Vascular angiotensin-converting enzyme expression regulates local angiotensin II.

We tested the hypothesis that changes in angiotensin-converting enzyme (ACE) gene expression can regulate the rate of local vascular angiotensin II (Ang II) production. We perfused isolated rat hindlimbs with an artificial medium and infused renin and Ang I via the perfusate. Ang I and II were measured by radioimmunoassay. We then increased ACE gene expression and ACE levels in the rat aorta by producing two-kidney, one clip (2K1C) hypertension for 4 weeks. Gene expression was measured by RNAse protection assay, and ACE activity in the vessel wall was measured by the Cushman-Cheung assay. Angiotensin I infusion at 1, 10, 100, and 1000 pmol/mL led to 371 +/- 14 (+/-SEM), 3611 +/- 202, 44,828 +/- 1425, and 431,503 +/- 16,439 fmol/mL Ang II released, respectively, from the hindlimbs (r = .98, P < .001). Thus, the conversion rate did not change across four orders of magnitude, and the system was not saturable under these conditions.
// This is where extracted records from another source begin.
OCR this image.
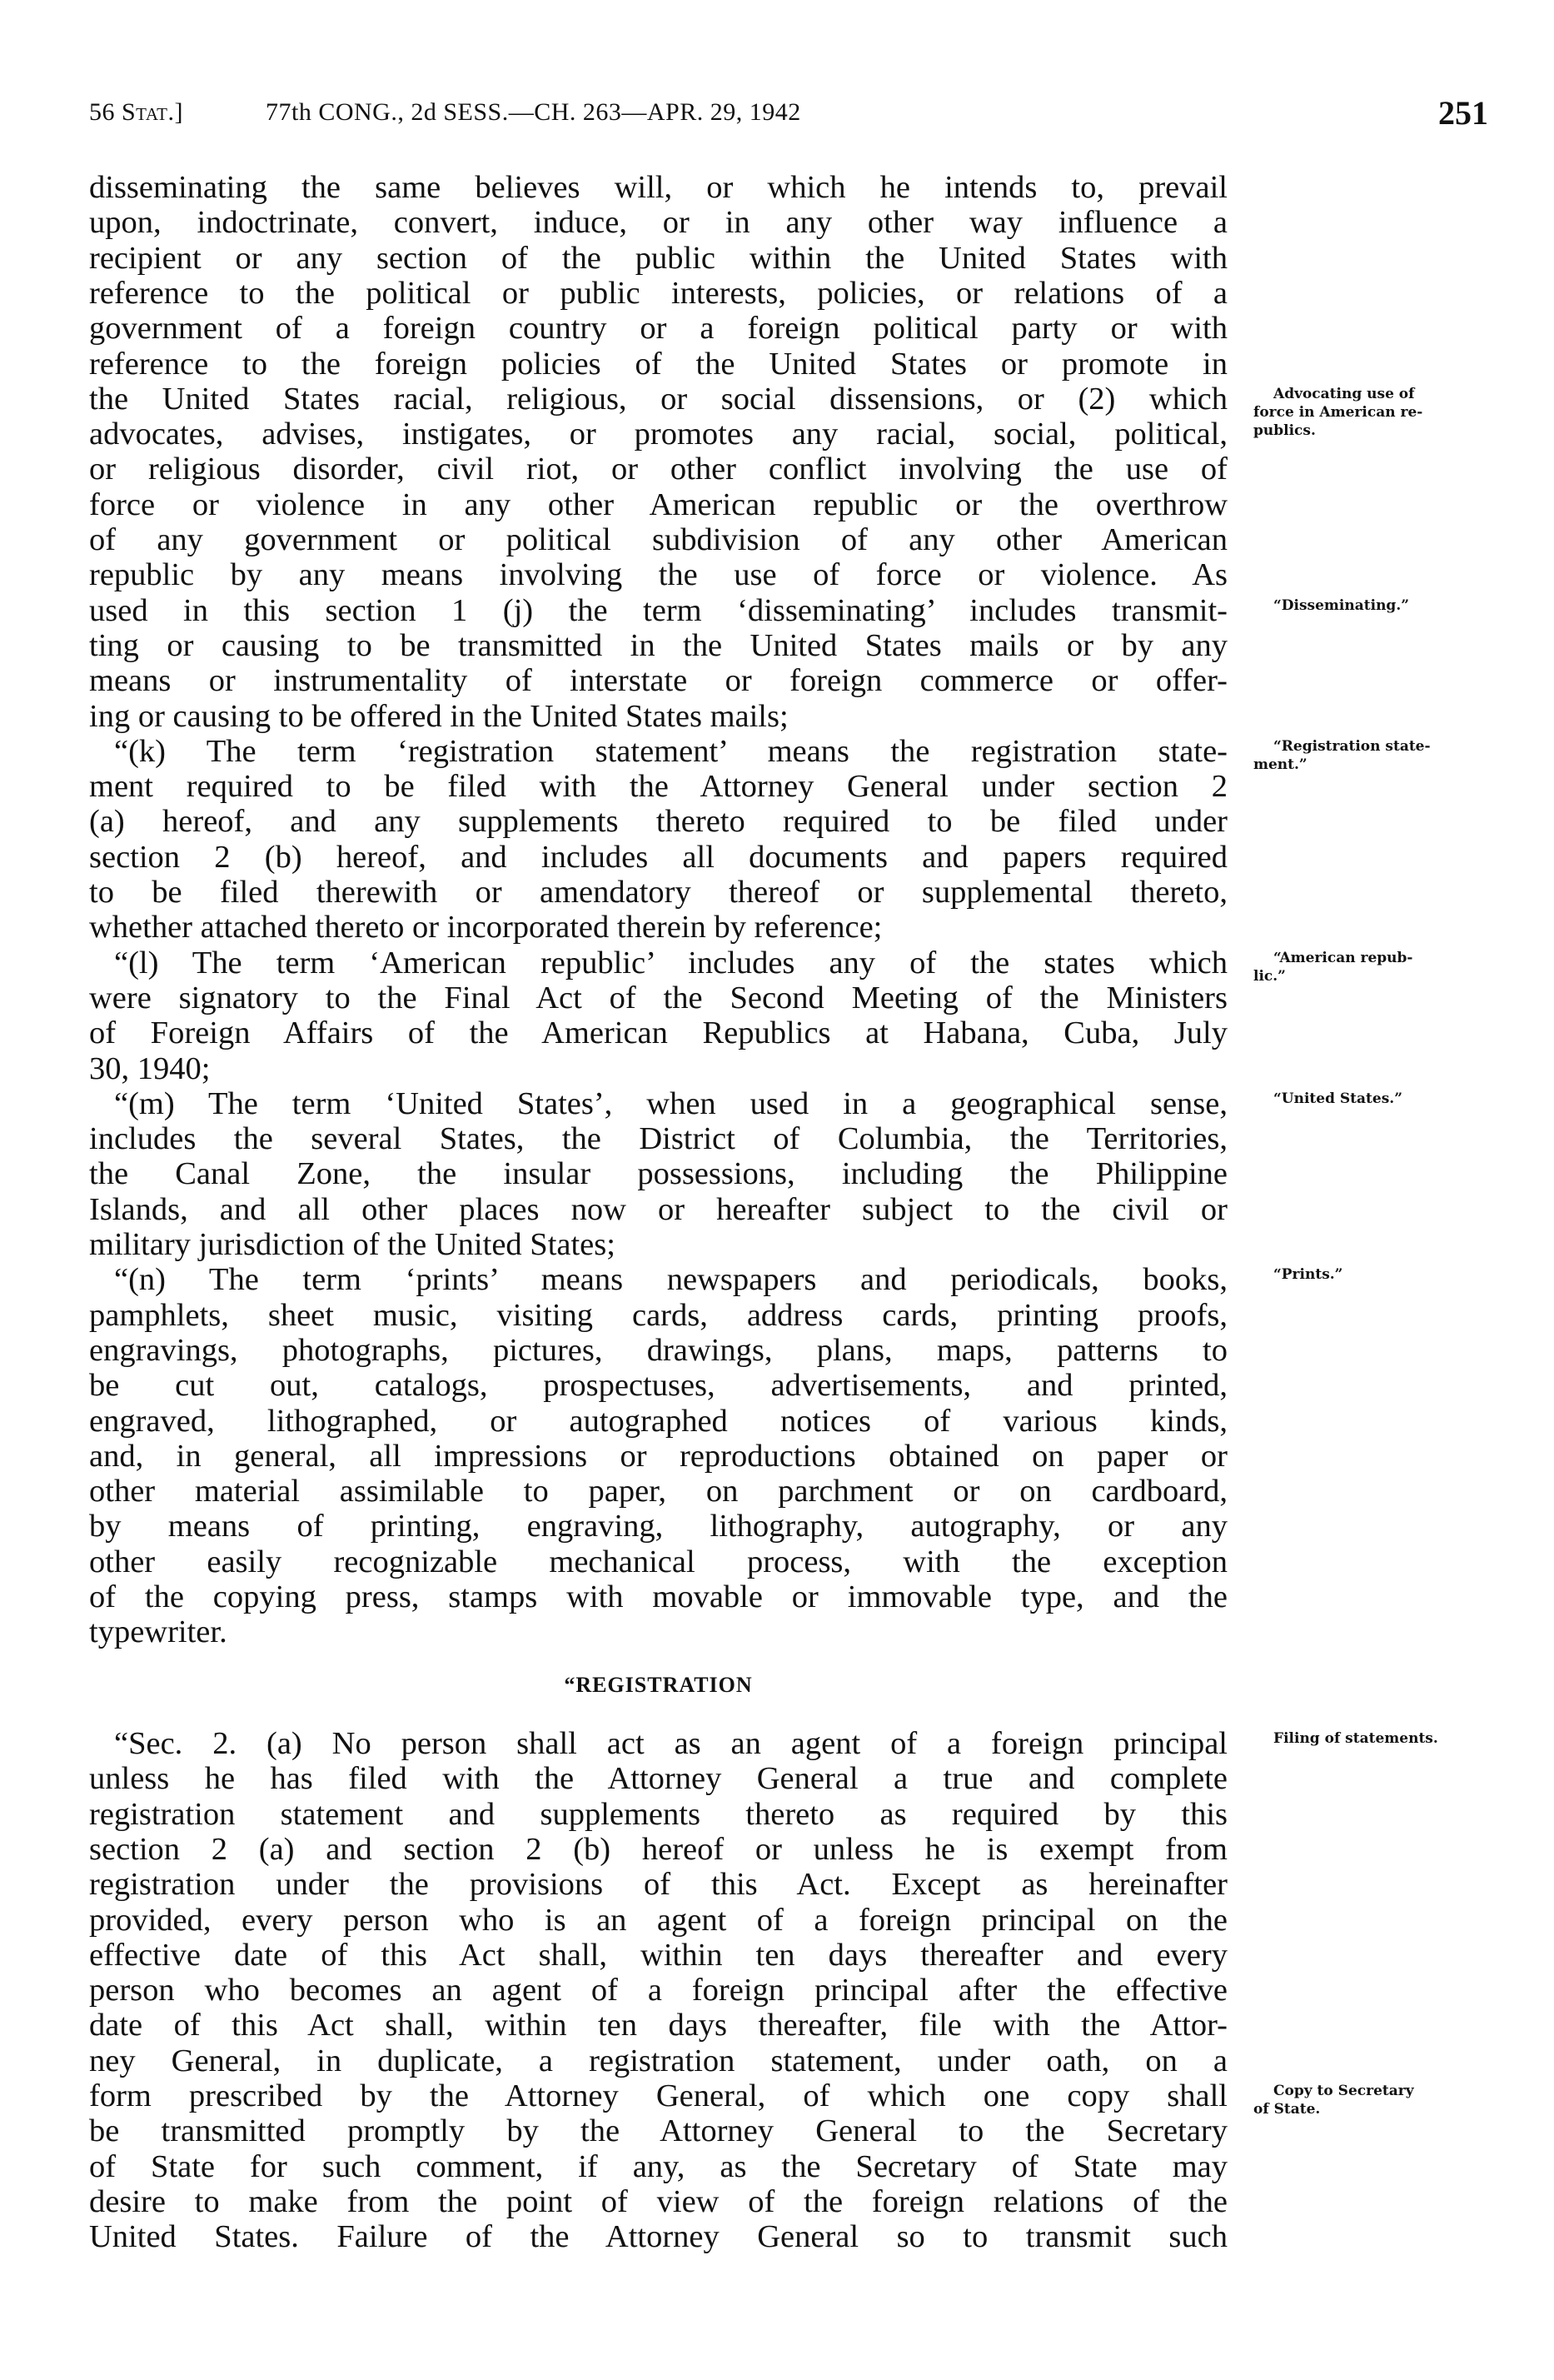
56 Stat.]	77th CONG., 2d SESS.—CH. 263—APR. 29, 1942	251
disseminating the same believes will, or which he intends to, prevail
upon, indoctrinate, convert, induce, or in any other way influence a
recipient or any section of the public within the United States with
reference to the political or public interests, policies, or relations of a
government of a foreign country or a foreign political party or with
reference to the foreign policies of the United States or promote in
the United States racial, religious, or social dissensions, or (2) which
advocates, advises, instigates, or promotes any racial, social, political,
or religious disorder, civil riot, or other conflict involving the use of
force or violence in any other American republic or the overthrow
of any government or political subdivision of any other American
republic by any means involving the use of force or violence. As
used in this section 1 (j) the term ‘disseminating’ includes transmit-
ting or causing to be transmitted in the United States mails or by any
means or instrumentality of interstate or foreign commerce or offer-
ing or causing to be offered in the United States mails;
“(k) The term ‘registration statement’ means the registration state-
ment required to be filed with the Attorney General under section 2
(a) hereof, and any supplements thereto required to be filed under
section 2 (b) hereof, and includes all documents and papers required
to be filed therewith or amendatory thereof or supplemental thereto,
whether attached thereto or incorporated therein by reference;
“(l) The term ‘American republic’ includes any of the states which
were signatory to the Final Act of the Second Meeting of the Ministers
of Foreign Affairs of the American Republics at Habana, Cuba, July
30, 1940;
“(m) The term ‘United States’, when used in a geographical sense,
includes the several States, the District of Columbia, the Territories,
the Canal Zone, the insular possessions, including the Philippine
Islands, and all other places now or hereafter subject to the civil or
military jurisdiction of the United States;
“(n) The term ‘prints’ means newspapers and periodicals, books,
pamphlets, sheet music, visiting cards, address cards, printing proofs,
engravings, photographs, pictures, drawings, plans, maps, patterns to
be cut out, catalogs, prospectuses, advertisements, and printed,
engraved, lithographed, or autographed notices of various kinds,
and, in general, all impressions or reproductions obtained on paper or
other material assimilable to paper, on parchment or on cardboard,
by means of printing, engraving, lithography, autography, or any
other easily recognizable mechanical process, with the exception
of the copying press, stamps with movable or immovable type, and the
typewriter.
“REGISTRATION
“Sec. 2. (a) No person shall act as an agent of a foreign principal
unless he has filed with the Attorney General a true and complete
registration statement and supplements thereto as required by this
section 2 (a) and section 2 (b) hereof or unless he is exempt from
registration under the provisions of this Act. Except as hereinafter
provided, every person who is an agent of a foreign principal on the
effective date of this Act shall, within ten days thereafter and every
person who becomes an agent of a foreign principal after the effective
date of this Act shall, within ten days thereafter, file with the Attor-
ney General, in duplicate, a registration statement, under oath, on a
form prescribed by the Attorney General, of which one copy shall
be transmitted promptly by the Attorney General to the Secretary
of State for such comment, if any, as the Secretary of State may
desire to make from the point of view of the foreign relations of the
United States. Failure of the Attorney General so to transmit such
Advocating use of
force in American re-
publics.
“Disseminating.”
“Registration state-
ment.”
“American repub-
lic.”
“United States.”
“Prints.”
Filing of statements.
Copy to Secretary
of State.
In 2K1C hindlimbs, Ang I infusion (0.5 pmol/mL) resulted in increased Ang II generation (157 +/- 16 versus 123 +/- 23 fmol/mL, P = .014 at minute 10) compared with controls. ACE gene expression and ACE activity were increased in 2K1C hindlimbs compared with controls (36 +/- 4 versus 17 +/- 1 mU/mg protein, P < .001). Ang II degradation in the two groups did not differ. To investigate the conversion of locally generated Ang I, we infused porcine renin (0.5 milliunits per mL) into 2K1C and control hindlimbs. Despite markedly higher Ang I release in sham-operated than in 2K1C rats (71 +/- 8 versus 37 +/- 6 pmol/mL, P = .008 at minute 12), Ang II was only moderately increased (36 +/- 3 versus 25 +/- 6 pmol/mL, P = .12 at minute 12). This difference between 2K1C rats and controls reflected a higher rate of conversion in 2K1C rats. Thus, Ang I conversion in the rat hindlimb is linear over a wide range of substrate concentrations and occurs at a fixed relationship. Nevertheless, increased ACE gene expression and ACE activity in the vessel wall lead to an increase in the conversion of Ang I to Ang II. We conclude that local ACE gene expression and ACE activity can influence the local rate of Ang II production.